After reading Which one is more efficient: select from linked server or insert into linked server? I wonder if this is true also for SSIS?

For example, I have 2 SQL Servers (A and B) and SSIS solution which extract data from A and load it to B (A->B). What's the difference in performance, between deploying SSIS package on server A or B?

Best Answer

SSIS is going to execute outside of SQL Server's address space. The data flow transformation within SSIS derives its performance through in-memory transformation to data. The more ram you can give it, the better theoretical performance you can obtain.

All things being equal between servers, I'd be surprised if there was an appreciable difference no reference sited

Things are rarely equal, even between servers that are spec'ed the same

If A has 32GB of RAM with SQL Server sized to take 24GB, that leaves 8 gigs for the OS and any other applications, like SSIS, to run in. If B is similarly allocated, things may still not be exactly the same - do people regularly RDP into one over the other? Do they do copy files around (#3 Check task manager) Lots of little things like that will skew the amount of memory left to the OS. Moral of the story, run it on the box that likely has the most amount of RAM available.

Unless you profile your SSIS packages and determine that you're CPU bound, in which case you need to see which server is less CPU intensive, which may vary based on the ETL schedule. I've had large servers that are basically idle during "working hours." When the ETL fires off, the CPU's go to 100 percent for few hours.

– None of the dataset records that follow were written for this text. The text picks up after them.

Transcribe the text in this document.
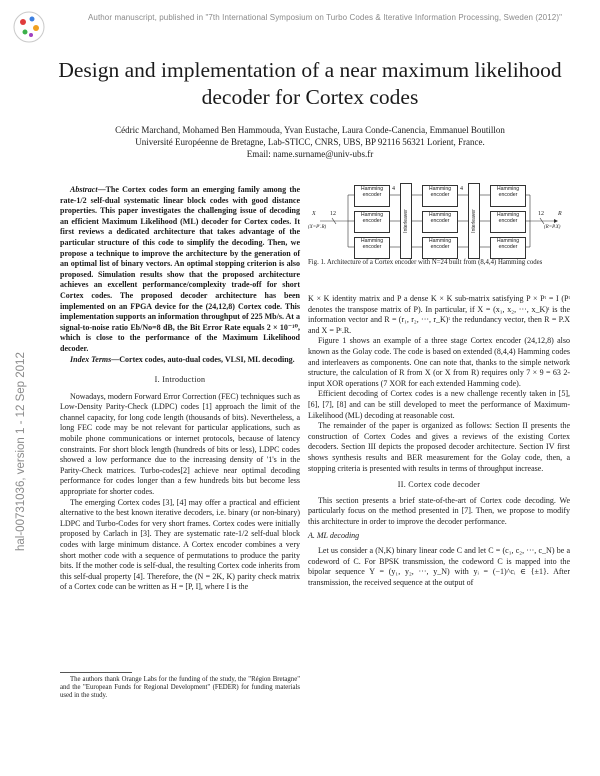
Author manuscript, published in "7th International Symposium on Turbo Codes & Iterative Information Processing, Sweden (2012)"
hal-00731036, version 1 - 12 Sep 2012
Design and implementation of a near maximum likelihood decoder for Cortex codes
Cédric Marchand, Mohamed Ben Hammouda, Yvan Eustache, Laura Conde-Canencia, Emmanuel Boutillon
Université Européenne de Bretagne, Lab-STICC, CNRS, UBS, BP 92116 56321 Lorient, France.
Email: name.surname@univ-ubs.fr

Abstract—The Cortex codes form an emerging family among the rate-1/2 self-dual systematic linear block codes with good distance properties. This paper investigates the challenging issue of decoding an efficient Maximum Likelihood (ML) decoder for Cortex codes. It first reviews a dedicated architecture that takes advantage of the particular structure of this code to simplify the decoding. Then, we propose a technique to improve the architecture by the generation of an optimal list of binary vectors. An optimal stopping criterion is also proposed. Simulation results show that the proposed architecture achieves an excellent performance/complexity trade-off for short Cortex codes. The proposed decoder architecture has been implemented on an FPGA device for the (24,12,8) Cortex code. This implementation supports an information throughput of 225 Mb/s. At a signal-to-noise ratio Eb/No=8 dB, the Bit Error Rate equals 2 × 10⁻¹⁰, which is close to the performance of the Maximum Likelihood decoder.

Index Terms—Cortex codes, auto-dual codes, VLSI, ML decoding.

I. Introduction

Nowadays, modern Forward Error Correction (FEC) techniques such as Low-Density Parity-Check (LDPC) codes [1] approach the limit of the channel capacity, for long code length (thousands of bits). Nevertheless, a long FEC code may be not relevant for particular applications, such as mobile phone communications or internet protocols, because of latency constraints. For short block length (hundreds of bits or less), LDPC codes showed a low performance due to the increasing density of '1's in the Parity-Check matrices. Turbo-codes[2] achieve near optimal decoding performance for codes longer than a few hundreds bits but become less appropriate for shorter codes.

The emerging Cortex codes [3], [4] may offer a practical and efficient alternative to the best known iterative decoders, i.e. binary (or non-binary) LDPC and Turbo-Codes for very short frames. Cortex codes were initially proposed by Carlach in [3]. They are systematic rate-1/2 self-dual block codes with large minimum distance. A Cortex encoder combines a very short mother code with a sequence of permutations to produce the parity bits. If the mother code is self-dual, the resulting Cortex code inherits from this self-dual property [4]. Therefore, the (N = 2K, K) parity check matrix of a Cortex code can be written as H = [P, I], where I is the

The authors thank Orange Labs for the funding of the study, the "Région Bretagne" and the "European Funds for Regional Development" (FEDER) for funding materials used in the study.
Hamming encoder
Hamming encoder
Hamming encoder
Interleaver
Hamming encoder
Hamming encoder
Hamming encoder
Interleaver
Hamming encoder
Hamming encoder
Hamming encoder
X
(X=P'.R)
12	R
(R=P.X)
12
4	4
Fig. 1. Architecture of a Cortex encoder with N=24 built from (8,4,4) Hamming codes

K × K identity matrix and P a dense K × K sub-matrix satisfying P × Pᵗ = I (Pᵗ denotes the transpose matrix of P). In particular, if X = (x₁, x₂, ···, x_K)ᵗ is the information vector and R = (r₁, r₂, ···, r_K)ᵗ the redundancy vector, then R = P.X and X = Pᵗ.R.

Figure 1 shows an example of a three stage Cortex encoder (24,12,8) also known as the Golay code. The code is based on extended (8,4,4) Hamming codes and interleavers as components. One can note that, thanks to the simple network structure, the calculation of R from X (or X from R) requires only 7 × 9 = 63 2-input XOR operations (7 XOR for each extended Hamming code).

Efficient decoding of Cortex codes is a new challenge recently taken in [5], [6], [7], [8] and can be still developed to meet the performance of Maximum-Likelihood (ML) decoding at reasonable cost.

The remainder of the paper is organized as follows: Section II presents the construction of Cortex Codes and gives a reviews of the existing Cortex decoders. Section III depicts the proposed decoder architecture. Section IV first shows synthesis results and BER measurement for the Golay code, then, a stopping criteria is presented with results in terms of throughput increase.

II. Cortex code decoder

This section presents a brief state-of-the-art of Cortex code decoding. We particularly focus on the method presented in [7]. Then, we propose to modify this architecture in order to improve the decoder performance.

A. ML decoding

Let us consider a (N,K) binary linear code C and let C = (c₁, c₂, ···, c_N) be a codeword of C. For BPSK transmission, the codeword C is mapped into the bipolar sequence Y = (y₁, y₂, ···, y_N) with yᵢ = (−1)^cᵢ ∈ {±1}. After transmission, the received sequence at the output of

There is a destination within the Data Flow Task, the SQL Server destination. It only works if the package is executed on the destination server, B. When SSIS was brand new, everyone wanted to use this as it was screaming cheetah wheelies fast. Under the covers, they do this awesome memory space mapping thing into SQL Server - sort of like a partition switch. The data is in SSIS space and poof it's now in SQL Server's space. Made for really fast destination. Except it's fragile as hell. Not only does it have the aforementioned limitation (which you now understand due to the whole memory mapping exercise going cross server is not an option) but you would regularly encounter errors that basically said "oops, that didn't work, try again" Restart the package with all the same data and now it saves fine. No code changes, no data changes, nothing. Just randomly fails, or succeeds depending on how you view the situation. Moral of the story, use the OLE DB Destination - performance is just as good as SQL Server destination but without the baggage.

If A or B have different disk configurations and/or performance signatures, Spinning Rust on A while B has the better-than-SSD-memory-thing do your processing on the one with better resources, especially if you are pulling LOB types or see the "Buffers Spooled" performance counter being non-zero then your in memory ETL is now disk based file processing and you will feel the pain.